Приезд в Шонтс всех этих именитых гостей наполнял леди Лэкстон приятным
сознанием ее растущих светских успехов, и в то же время, по совести
говоря, она робела. В глубине души она понимала, что этот прием не ее
заслуга. Он получился как-то сам собой. Уж как это вышло, она не знала да
и дальше не мечтала направлять ход событий. Ей оставалось лишь надеяться,
что все сойдет благополучно.
Лорд-канцлер - всем ее гостям гость. Конечно, положение обязывает, а
все же трудно будет чувствовать себя с ним просто и свободно. Точно в
гостях у тебя слон. Она не была находчива в беседе. Принимать `интересных
людей` всегда было для нее мукой.
Глава их партии Полском - вот кто устроил это дело, правда, после
намека сэра Питера. Лэкстон посетовал на то, что правительство уделяет
мало внимания этой части Англии. `Надо бы им чаще наведываться в наше
графство, - сказал сэр Питер и, точно мимоходом, добавил: - Вот я хоть
кого в Шонтсе могу принять`. Решено было дать два званых обеда для
избранных и воскресный завтрак для более широкого круга, чтоб министр,
прибыв в Шонтс, своими глазами убедился, что Лэкстоны вполне достойны
своего нового видного положения в графстве.

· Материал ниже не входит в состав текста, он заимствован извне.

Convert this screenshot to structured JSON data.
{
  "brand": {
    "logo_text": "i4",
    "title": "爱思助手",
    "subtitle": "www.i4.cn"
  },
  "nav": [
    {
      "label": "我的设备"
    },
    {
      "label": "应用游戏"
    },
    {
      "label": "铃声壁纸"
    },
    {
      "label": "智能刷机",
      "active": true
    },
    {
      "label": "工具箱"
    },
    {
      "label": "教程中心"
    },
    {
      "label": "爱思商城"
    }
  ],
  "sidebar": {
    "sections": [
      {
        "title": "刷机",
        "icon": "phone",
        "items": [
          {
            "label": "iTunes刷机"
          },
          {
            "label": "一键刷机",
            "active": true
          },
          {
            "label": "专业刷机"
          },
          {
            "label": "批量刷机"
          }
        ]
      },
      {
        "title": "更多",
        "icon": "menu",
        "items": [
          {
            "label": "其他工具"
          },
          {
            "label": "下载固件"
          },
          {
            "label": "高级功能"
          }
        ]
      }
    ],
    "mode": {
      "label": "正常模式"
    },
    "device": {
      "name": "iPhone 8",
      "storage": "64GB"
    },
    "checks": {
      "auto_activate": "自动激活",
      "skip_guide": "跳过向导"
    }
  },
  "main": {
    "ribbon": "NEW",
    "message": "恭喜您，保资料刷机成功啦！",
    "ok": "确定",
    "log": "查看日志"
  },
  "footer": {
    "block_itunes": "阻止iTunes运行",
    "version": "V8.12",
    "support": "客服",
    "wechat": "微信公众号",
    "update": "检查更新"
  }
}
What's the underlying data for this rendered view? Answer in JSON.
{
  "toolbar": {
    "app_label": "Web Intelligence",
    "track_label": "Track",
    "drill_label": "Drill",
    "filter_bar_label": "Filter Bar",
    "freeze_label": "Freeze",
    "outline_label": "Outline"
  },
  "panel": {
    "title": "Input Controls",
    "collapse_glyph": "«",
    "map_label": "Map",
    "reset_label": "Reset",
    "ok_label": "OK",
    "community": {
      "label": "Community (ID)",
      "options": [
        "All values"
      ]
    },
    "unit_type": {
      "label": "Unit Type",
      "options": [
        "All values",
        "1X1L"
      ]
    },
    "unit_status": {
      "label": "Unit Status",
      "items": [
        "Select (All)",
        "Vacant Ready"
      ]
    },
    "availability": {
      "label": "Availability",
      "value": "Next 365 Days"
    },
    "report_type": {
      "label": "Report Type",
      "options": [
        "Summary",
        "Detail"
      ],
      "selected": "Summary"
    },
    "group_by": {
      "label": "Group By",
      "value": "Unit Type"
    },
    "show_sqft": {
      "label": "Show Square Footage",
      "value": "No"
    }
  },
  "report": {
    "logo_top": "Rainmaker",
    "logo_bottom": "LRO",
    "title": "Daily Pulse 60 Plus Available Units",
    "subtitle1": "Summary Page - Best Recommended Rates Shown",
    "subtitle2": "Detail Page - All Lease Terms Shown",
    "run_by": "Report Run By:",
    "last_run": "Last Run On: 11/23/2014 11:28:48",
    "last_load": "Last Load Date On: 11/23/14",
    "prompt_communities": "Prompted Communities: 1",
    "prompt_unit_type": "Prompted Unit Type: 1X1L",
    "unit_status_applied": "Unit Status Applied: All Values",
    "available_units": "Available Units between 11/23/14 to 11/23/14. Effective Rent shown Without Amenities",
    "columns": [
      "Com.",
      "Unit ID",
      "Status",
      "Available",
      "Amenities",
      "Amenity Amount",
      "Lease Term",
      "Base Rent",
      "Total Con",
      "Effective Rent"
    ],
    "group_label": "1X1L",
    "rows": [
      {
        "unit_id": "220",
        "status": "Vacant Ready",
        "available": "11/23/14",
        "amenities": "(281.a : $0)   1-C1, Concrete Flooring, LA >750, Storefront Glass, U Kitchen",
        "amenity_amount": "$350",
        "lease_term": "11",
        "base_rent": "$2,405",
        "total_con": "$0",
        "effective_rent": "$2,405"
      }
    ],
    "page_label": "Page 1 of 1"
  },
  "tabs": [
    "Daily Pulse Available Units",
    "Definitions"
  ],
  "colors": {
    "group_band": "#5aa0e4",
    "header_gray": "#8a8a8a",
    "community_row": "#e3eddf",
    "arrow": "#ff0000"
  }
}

Леди Лэкстон тревожила не только ее собственная робость, но также
развязность ее мужа. У того - к чему отрицать! - слишком много купеческих
замашек. За обедом он становится - как бы это сказать? - слишком
самоуверен, что ли, а Мергелсон, как нарочно, то и дело ему подливает. И
тогда он вечно спорит. А между тем с лордами-канцлерами, уж наверно,
спорить не следует.
Кроме того, лорд-канцлер, говорят, интересуется философией, а философия
- предмет сложный. Беседовать с ним о философии она пригласила Дуболоума.
Он читает философию в Оксфорде, так что тут беспокоиться не о чем. Но как
жаль, что сама она не может сказать что-нибудь этакое, философское! Не
худо бы завести секретаря, она уж не раз об этом думала, нынче он бы ей
очень пригодился. Будь у нее секретарь, она б только сказала ему, о чем
хочет беседовать, и он подобрал бы ей несколько нужных книжек и отметил
лучшие страницы, а она б просто выучила их наизусть.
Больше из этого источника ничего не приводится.